Archiv


Krisenherd Amerika

Durch ihre ungebremste Gier hat die amerikanische Finanzwelt der weltweiten Wirtschaftskrise den Weg geebnet. Der Bostoner Professor Andrew J. Bacevich ist überzeugt, dass die USA an all ihren Krisen selbst schuld ist, und die Tage ihrer Großmacht gezählt sind.

Von Tom Goeller |
    Die amerikanische Image- und Finanzkrise, die angeblich den Anfang des Endes der Weltmacht einläutete, hat ihren Ursprung im verlorenen Vietnamkrieg vor 35 Jahren, glaubt Andrew J. Bacevich, Professor an der renommierten Universität von Boston. Und seitdem islamistische Terroristen die USA am 11. September 2001 angegriffen haben, kommt die Weltmacht gar nicht mehr zur Ruhe. Viele Amerikaner fragen sich, warum sich scheinbar die ganze Welt gegen sie verschworen hat, obwohl doch ihr Land nur Gutes für alle Menschen dieser Welt erreichen möchte. So nehmen sie es zumindest selbst wahr.

    In dieser seit Jahren anhaltenden Sinnkrise kommt ein Buch wie das von Bacevich vielen Zweiflern am amerikanischen Machtanspruch gerade recht.
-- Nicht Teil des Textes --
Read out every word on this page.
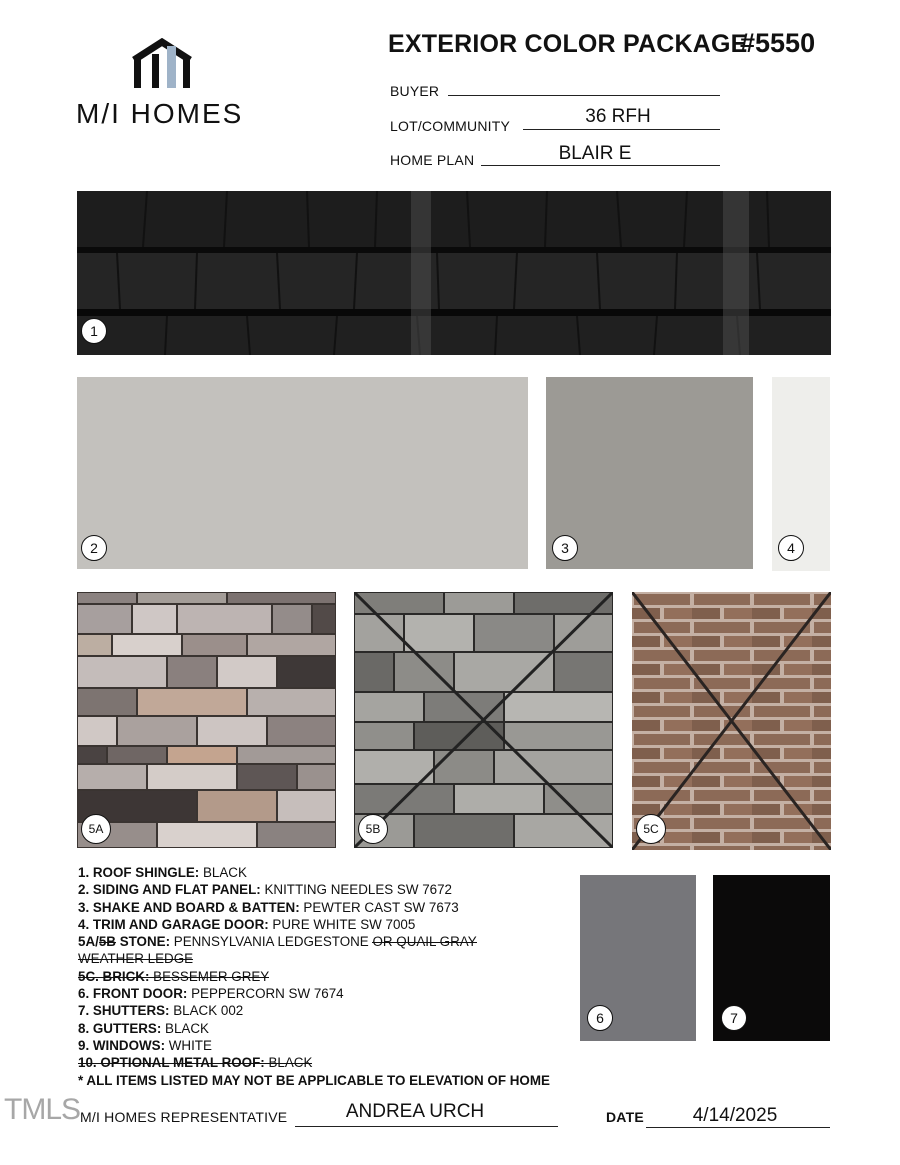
M/I HOMES
EXTERIOR COLOR PACKAGE
#5550
BUYER
LOT/COMMUNITY	36 RFH
HOME PLAN	BLAIR E
1
2	3	4
5A	5B	5C
6	7
1. ROOF SHINGLE: BLACK
2. SIDING AND FLAT PANEL: KNITTING NEEDLES SW 7672
3. SHAKE AND BOARD & BATTEN: PEWTER CAST SW 7673
4. TRIM AND GARAGE DOOR: PURE WHITE SW 7005
5A/5B STONE: PENNSYLVANIA LEDGESTONE OR QUAIL GRAY
WEATHER LEDGE
5C. BRICK: BESSEMER GREY
6. FRONT DOOR: PEPPERCORN SW 7674
7. SHUTTERS: BLACK 002
8. GUTTERS: BLACK
9. WINDOWS: WHITE
10. OPTIONAL METAL ROOF: BLACK
* ALL ITEMS LISTED MAY NOT BE APPLICABLE TO ELEVATION OF HOME
M/I HOMES REPRESENTATIVE	ANDREA URCH	DATE	4/14/2025
TMLS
Bacevich spricht aus, was die amerikanische Bildungsschicht an der Ost- und Westküste des Kontinents ohnehin längst vermutet: die Zeit der militärischen und wirtschaftlichen Dominanz der USA auf der Weltbühne geht zu Ende; und westeuropäische Leser fühlen sich durch die Schlussfolgerungen des Professors in ihrem Anti-Amerikanismus bestärkt, denn sie lesen gerne aus den Zeilen des Autors, was sie ohnehin längst gewusst haben und dass der vermeintliche Niedergang der USA gleichzeitig den europäischen Aufstieg zu jenen Höhen prognostiziert, aus dem Amerika gerade herabzufallen droht.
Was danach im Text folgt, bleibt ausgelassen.